Fresh OCaml 5 install (it was the same with 4.14): Ubuntu 22.04; one ML file 0f 200 lines, no lib except ppx_inline_test: 7s for the first run of dune utop (most of the time is spent in the build of utop.exe), then 0.3s for subsequent calls (without rebuild).

I tried to explain what are current user-facing issues and exhibit actionable low-hanging fruits to improve the current state.

Your idea is a whole other issue. In any case, I would still expect CS&SE-major MSc students of a highly-selective college to fluently use basic commandline shell tools, think of their filesystem as a tree and realize how a program is built (compiled and linked). BTW this is a reason why I don’t want to use TryOCaml in my teaching, even though it’s very nice (I also fear students to feel like OCaml is a non-realistic toy, which they already think a little as it’s not mainstream).

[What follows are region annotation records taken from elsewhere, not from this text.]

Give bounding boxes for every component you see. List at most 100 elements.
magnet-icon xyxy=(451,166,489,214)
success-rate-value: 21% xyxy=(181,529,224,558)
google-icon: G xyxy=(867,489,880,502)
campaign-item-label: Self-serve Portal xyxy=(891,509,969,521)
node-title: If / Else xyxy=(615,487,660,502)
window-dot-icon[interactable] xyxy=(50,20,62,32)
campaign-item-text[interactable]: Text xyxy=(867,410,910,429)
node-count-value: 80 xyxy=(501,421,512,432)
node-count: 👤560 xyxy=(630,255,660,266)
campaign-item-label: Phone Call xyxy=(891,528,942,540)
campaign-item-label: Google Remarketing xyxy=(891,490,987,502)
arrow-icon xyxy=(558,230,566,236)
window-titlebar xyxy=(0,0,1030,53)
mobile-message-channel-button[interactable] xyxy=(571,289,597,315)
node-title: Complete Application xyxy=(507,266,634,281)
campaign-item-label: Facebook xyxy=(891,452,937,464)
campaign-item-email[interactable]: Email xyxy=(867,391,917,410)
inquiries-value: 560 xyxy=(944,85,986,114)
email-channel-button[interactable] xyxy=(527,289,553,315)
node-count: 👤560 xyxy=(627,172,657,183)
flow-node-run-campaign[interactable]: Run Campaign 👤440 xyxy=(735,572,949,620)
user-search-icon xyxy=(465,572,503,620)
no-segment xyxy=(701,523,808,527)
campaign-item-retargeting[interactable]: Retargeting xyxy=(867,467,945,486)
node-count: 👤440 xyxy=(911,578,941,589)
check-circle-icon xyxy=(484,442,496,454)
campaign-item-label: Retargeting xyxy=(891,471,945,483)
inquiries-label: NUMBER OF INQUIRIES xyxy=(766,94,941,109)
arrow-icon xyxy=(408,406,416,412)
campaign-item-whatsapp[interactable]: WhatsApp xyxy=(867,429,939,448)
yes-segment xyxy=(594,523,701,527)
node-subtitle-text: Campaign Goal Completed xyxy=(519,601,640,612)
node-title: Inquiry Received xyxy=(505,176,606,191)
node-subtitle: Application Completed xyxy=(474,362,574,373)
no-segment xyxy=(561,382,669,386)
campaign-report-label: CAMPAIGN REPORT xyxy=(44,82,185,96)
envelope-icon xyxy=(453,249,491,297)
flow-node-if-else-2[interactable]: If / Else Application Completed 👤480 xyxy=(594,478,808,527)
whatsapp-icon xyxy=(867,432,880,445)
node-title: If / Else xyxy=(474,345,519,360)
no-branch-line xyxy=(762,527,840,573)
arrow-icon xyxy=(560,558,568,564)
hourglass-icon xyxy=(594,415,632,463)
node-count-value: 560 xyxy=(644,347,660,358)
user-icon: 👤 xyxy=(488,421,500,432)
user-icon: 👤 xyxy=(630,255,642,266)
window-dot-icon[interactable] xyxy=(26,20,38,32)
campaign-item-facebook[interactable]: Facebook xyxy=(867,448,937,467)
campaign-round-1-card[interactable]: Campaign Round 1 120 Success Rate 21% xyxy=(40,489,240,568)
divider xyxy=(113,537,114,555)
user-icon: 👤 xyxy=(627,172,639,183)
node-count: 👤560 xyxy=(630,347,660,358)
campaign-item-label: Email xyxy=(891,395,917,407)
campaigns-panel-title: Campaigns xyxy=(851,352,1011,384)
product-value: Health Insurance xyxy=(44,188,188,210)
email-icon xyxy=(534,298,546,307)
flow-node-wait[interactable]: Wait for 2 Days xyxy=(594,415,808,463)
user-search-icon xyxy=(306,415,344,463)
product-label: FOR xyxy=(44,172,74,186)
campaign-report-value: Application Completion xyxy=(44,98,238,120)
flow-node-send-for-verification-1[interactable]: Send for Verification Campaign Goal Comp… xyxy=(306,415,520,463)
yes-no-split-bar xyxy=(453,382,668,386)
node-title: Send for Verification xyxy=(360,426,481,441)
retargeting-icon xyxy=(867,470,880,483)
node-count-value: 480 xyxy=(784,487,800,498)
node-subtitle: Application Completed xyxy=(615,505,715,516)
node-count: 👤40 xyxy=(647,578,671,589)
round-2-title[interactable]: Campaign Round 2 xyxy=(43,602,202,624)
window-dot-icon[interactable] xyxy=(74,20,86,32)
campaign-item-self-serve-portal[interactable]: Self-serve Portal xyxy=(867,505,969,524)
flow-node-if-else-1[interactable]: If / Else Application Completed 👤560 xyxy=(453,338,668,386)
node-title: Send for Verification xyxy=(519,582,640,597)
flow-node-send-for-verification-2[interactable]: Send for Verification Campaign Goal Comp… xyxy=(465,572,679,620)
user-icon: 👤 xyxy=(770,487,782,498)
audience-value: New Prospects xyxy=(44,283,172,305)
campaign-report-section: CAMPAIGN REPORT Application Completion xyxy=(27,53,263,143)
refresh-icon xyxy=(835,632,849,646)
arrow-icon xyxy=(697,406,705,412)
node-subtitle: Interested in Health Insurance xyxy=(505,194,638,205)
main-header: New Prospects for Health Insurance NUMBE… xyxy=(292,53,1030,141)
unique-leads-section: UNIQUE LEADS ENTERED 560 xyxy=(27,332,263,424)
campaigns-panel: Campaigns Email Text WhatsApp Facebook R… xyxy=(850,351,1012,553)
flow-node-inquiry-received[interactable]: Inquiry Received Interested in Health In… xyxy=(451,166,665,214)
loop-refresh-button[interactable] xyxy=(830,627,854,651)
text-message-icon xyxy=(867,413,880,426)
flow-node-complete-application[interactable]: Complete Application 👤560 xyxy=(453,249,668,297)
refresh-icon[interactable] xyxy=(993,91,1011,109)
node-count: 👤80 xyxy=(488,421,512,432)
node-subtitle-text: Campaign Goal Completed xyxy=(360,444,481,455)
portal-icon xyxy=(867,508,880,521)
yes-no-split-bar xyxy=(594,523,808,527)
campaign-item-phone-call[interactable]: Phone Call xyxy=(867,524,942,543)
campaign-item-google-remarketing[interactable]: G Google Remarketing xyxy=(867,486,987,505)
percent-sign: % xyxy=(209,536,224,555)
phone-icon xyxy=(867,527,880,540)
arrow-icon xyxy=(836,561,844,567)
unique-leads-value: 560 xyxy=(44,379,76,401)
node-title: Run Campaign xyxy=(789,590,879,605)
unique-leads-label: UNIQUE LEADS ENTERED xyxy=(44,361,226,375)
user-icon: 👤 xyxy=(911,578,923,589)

I agree that this is an example of a terrible opinionated choice by dune devs. I add this line immediately to a new project, and of course have to look it up every time.

  1. Can you (@bluddy) or @grayswandyr file an issue in GitHub - ocaml/dune: A composable build system for OCaml. asking to change the default in new version of Dune?

  2. I’ve opened Change default to auto-install hooks on *nix · Issue #5401 · ocaml/opam · GitHub to change the opam init default so that eval $(opam env) is not needed by default.